The small pistol, whether a revolver or semi-automatic, is best described as an expert’s firearm. The grips are shorter, and thinner. The sight radius is shorter and the shooter consumes more time in obtaining its alignment. The answer is to learn with a larger pistol before moving to the smaller one.
The grips of a pistol are as personal as a pair of shoes. If your shoes pinch your toes, they end up at the back of the closet. In a similar way, if the grip hurts your hand or is almost non-existent you won’t practice. If you don’t practice, you won’t build competence or confidence. You’ll put the pistol on a shelf in the closet – only to be forgotten. You may remember it if/when a burglar comes a knocking. But, again, you’ll hesitate to use it because of recoil pain or your inability to maintain your grip. A woman’s fingers (less the trigger finger) must fully surround the pistol grip in order to control the pistol during recoil. If you don’t have any place for the little finger, you won’t have the hand control to prevent rotation of the pistol during recoil or the grip strength to pull the trigger without lateral pressure affecting the frame, sight alignment and subsequently the placement of the shot. Your follow-through will be non-existent and you’ll fail to quickly recover to address the personal protection issue at hand.
Secondly if you can’t comfortably place the pad of your finger on the trigger and place the back strap of the pistol in the webbing of the hand, with the index finger’s third knuckle and the thumb’s third knuckle opposite each other, you won’t be able to pull the trigger straight to the rear.
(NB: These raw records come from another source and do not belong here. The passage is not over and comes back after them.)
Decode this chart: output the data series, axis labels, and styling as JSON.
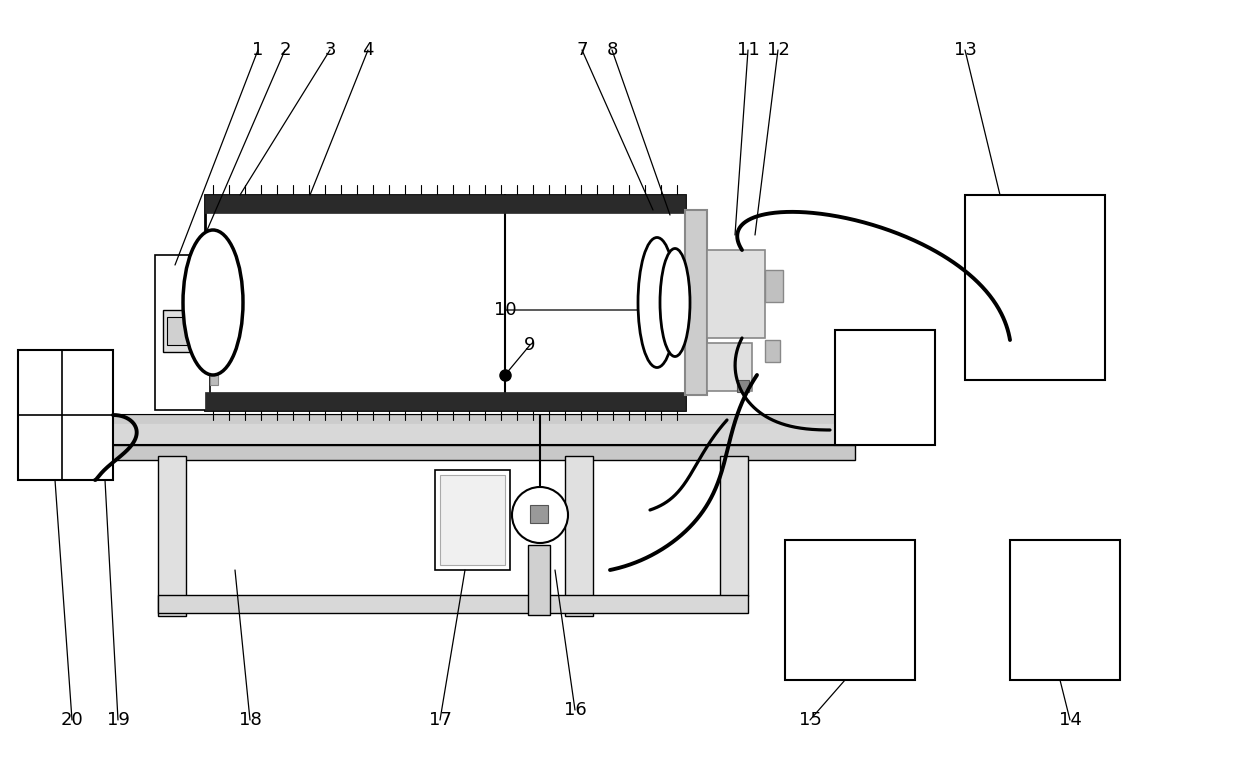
{
  "bg_color": "#ffffff",
  "lc": "#000000",
  "lw": 1.2,
  "tlw": 2.8,
  "figsize": [
    12.39,
    7.77
  ],
  "dpi": 100
}
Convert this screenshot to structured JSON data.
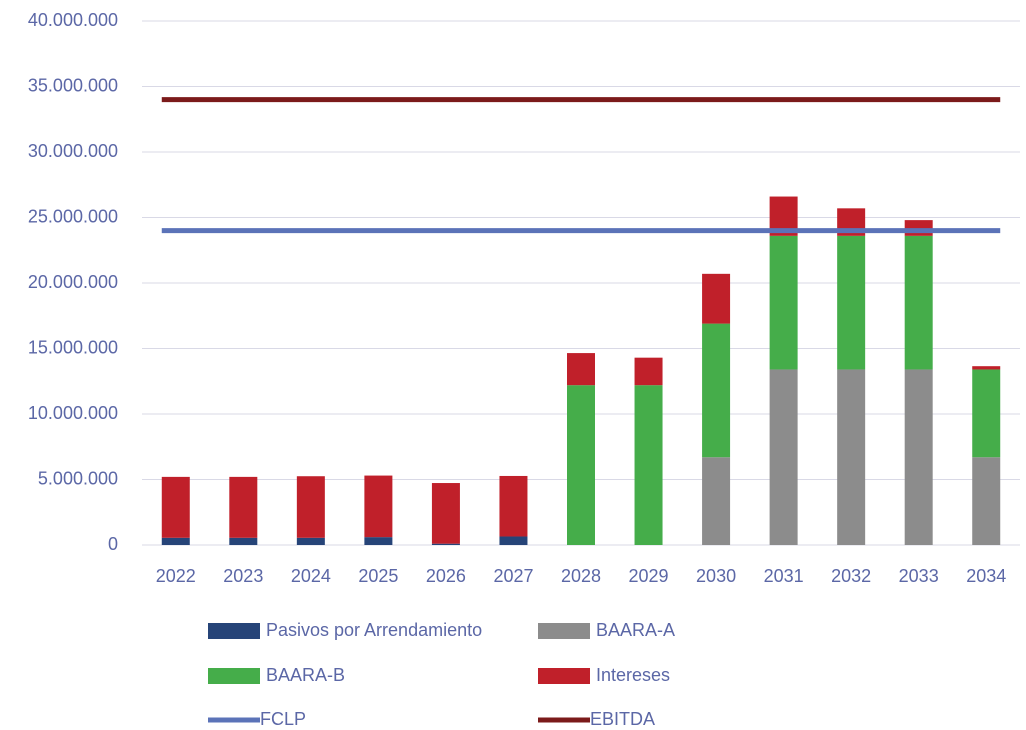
{
  "chart_data": {
    "type": "bar",
    "stacked": true,
    "categories": [
      "2022",
      "2023",
      "2024",
      "2025",
      "2026",
      "2027",
      "2028",
      "2029",
      "2030",
      "2031",
      "2032",
      "2033",
      "2034"
    ],
    "series": [
      {
        "name": "Pasivos por Arrendamiento",
        "color": "#264478",
        "values": [
          550000,
          550000,
          550000,
          600000,
          100000,
          650000,
          0,
          0,
          0,
          0,
          0,
          0,
          0
        ]
      },
      {
        "name": "BAARA-A",
        "color": "#8c8c8c",
        "values": [
          0,
          0,
          0,
          0,
          0,
          0,
          0,
          0,
          6700000,
          13400000,
          13400000,
          13400000,
          6700000
        ]
      },
      {
        "name": "BAARA-B",
        "color": "#45ad4a",
        "values": [
          0,
          0,
          0,
          0,
          0,
          0,
          12200000,
          12200000,
          10200000,
          10200000,
          10200000,
          10200000,
          6700000
        ]
      },
      {
        "name": "Intereses",
        "color": "#c0202a",
        "values": [
          4650000,
          4650000,
          4700000,
          4700000,
          4630000,
          4620000,
          2450000,
          2100000,
          3800000,
          3000000,
          2100000,
          1200000,
          250000
        ]
      },
      {
        "name": "FCLP",
        "type": "line",
        "color": "#5b73b8",
        "values": [
          24000000,
          24000000,
          24000000,
          24000000,
          24000000,
          24000000,
          24000000,
          24000000,
          24000000,
          24000000,
          24000000,
          24000000,
          24000000
        ]
      },
      {
        "name": "EBITDA",
        "type": "line",
        "color": "#7b1a1a",
        "values": [
          34000000,
          34000000,
          34000000,
          34000000,
          34000000,
          34000000,
          34000000,
          34000000,
          34000000,
          34000000,
          34000000,
          34000000,
          34000000
        ]
      }
    ],
    "ylim": [
      0,
      40000000
    ],
    "yticks": [
      0,
      {
        "value": 5000000,
        "label": "5.000.000"
      },
      {
        "value": 10000000,
        "label": "10.000.000"
      },
      {
        "value": 15000000,
        "label": "15.000.000"
      },
      {
        "value": 20000000,
        "label": "20.000.000"
      },
      {
        "value": 25000000,
        "label": "25.000.000"
      },
      {
        "value": 30000000,
        "label": "30.000.000"
      },
      {
        "value": 35000000,
        "label": "35.000.000"
      },
      {
        "value": 40000000,
        "label": "40.000.000"
      }
    ],
    "grid": true
  }
}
If either of those knuckles end up behind the back strap, you’ll soon have joint irritation which will cause discomfort and possible hesitation to pull the trigger when needed. Both length and width of the grip determine comfort and success. Small pistols reduce the grip size in length and width to provide easier concealment. A smaller grip is harder to control.
Sight Radius is the distance from the front sight to the rear sight. The shorter sight radius in the smaller guns make them less accurate. The longer the sight radius the more a small error in sight alignment is magnified. You can see this small error with the longer sight radius so therefore you can correct it. It’s like comparing a ruler to a yardstick. With the yardstick, you can see that the end of it is aligned with your target, and if you‘re off a bit. With a ruler, there is too much horizontal and lateral error. What may look right on target, will be way-off the mark based on perspective.
Some men and women buy small pistols without considering the issues of weight, size and usability. Purchases are made based on the belief that a small and light gun will be comfortable to carry. While that it true, they are also much harder to shoot making it more difficult to hit your target. Once you’ve mastered the fundamentals of pistol shooting (sight alignment, trigger control, breathing, stance, hold control, follow through) with a much larger pistol, then you will be ready to downsize.
If you own a small pistol and find that you can’t hit the broadside of a barn when you practice, don’t be frustrated to the point where you give up the pistol. Just realize that small and cute is hard to shoot! Start with larger pistol and you’ll be more successful and happier with your shooting experience.